ReplyDeleteI don't know how stuck-up tampons can be, but I'm guessing that line would be far more insulting to some women than others. Could the nice gay be looking for a fag hag?
ReplyDeleteFollowing you already =)
ReplyDeletehttp://www.facebook.com/pages/Le-Petit-Plastique/473640259360447
http://lepetitplastique.blogspot.com/
*Nimli Giveaway Prize Package on my Blog*
Hahahaha...these are all hilarious! Oh my goodness...there are some really 'interesting' people out there.
ReplyDelete"noting to do" That one just kills me!
So funny Robyn!
ReplyDeleteI don't see these geniuses on the Match.com commercials.
Maybe it was a misprint? Maybe he meant, "Fudge and chai"?
ReplyDeleteAfter all, a good cup of tea is the perfect thing to wash down some fudge.
Al, I do like chai and wouldn't want to chat with him. So I like your theory.
ReplyDeletePat, those people on the commercials are gorgeous and normal looking too. Talk about false advertising.
JustKeepinItReal, if only for the disturbance factor, it's a memorable line.
Debra, it's difficult to find spelling that's not atrocious.
Christian, I know, right? WTF?!
Stephen, no nude modeling for Mrs. C. that night, huh?
Yeamie, it is baffling that they don't even review what they wrote before posting it. Or do they?

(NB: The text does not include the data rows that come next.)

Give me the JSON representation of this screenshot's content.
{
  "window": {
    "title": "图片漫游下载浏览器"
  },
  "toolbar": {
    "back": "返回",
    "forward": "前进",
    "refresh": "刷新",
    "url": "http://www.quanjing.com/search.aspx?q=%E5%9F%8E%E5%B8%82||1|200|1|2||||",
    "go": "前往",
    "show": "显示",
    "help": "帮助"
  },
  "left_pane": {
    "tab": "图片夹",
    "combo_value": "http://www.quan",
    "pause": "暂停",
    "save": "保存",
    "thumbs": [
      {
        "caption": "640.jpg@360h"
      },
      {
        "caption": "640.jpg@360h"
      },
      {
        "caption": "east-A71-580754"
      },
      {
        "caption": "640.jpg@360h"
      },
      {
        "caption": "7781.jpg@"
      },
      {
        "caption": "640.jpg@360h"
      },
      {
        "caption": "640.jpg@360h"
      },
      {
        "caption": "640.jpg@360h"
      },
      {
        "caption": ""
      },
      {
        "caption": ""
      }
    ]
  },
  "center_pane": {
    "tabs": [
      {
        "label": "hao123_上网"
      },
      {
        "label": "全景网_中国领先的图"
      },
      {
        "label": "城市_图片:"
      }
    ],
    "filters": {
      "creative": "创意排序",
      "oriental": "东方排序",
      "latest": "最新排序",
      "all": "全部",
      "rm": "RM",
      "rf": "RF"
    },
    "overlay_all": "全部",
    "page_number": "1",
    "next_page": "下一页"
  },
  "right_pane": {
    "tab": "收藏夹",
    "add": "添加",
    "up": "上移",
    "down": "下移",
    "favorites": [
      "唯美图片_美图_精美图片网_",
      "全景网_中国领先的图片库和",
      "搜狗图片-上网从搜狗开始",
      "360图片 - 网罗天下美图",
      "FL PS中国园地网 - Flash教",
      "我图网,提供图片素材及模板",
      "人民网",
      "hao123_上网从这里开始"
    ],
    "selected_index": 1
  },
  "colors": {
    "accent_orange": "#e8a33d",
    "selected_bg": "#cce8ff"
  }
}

Cheers, ya'all. Thanks for the chuckles you've given me.
xoRobyn
ba ha haaa!
ReplyDelete"Okay. What are YOU having?"
Holy shit...are there no decent single men left that can spell...and don't use the word "down"?
ReplyDeletePlease tell me there is no such thing as a cuntry.
bahahaha! oh my! some real winners out there, i see. sexy and depressed? muahahaha!
ReplyDelete#282 definitely wins the lowest varmint award. I hope that he's not a frustrated gynecologist.
ReplyDeleteJulie
Wow....282, you're a retard. Loved your reaction to 284. Appropriate. I would have said the same thing. :) And....I'm sure you're aware, but 285 is an idiot.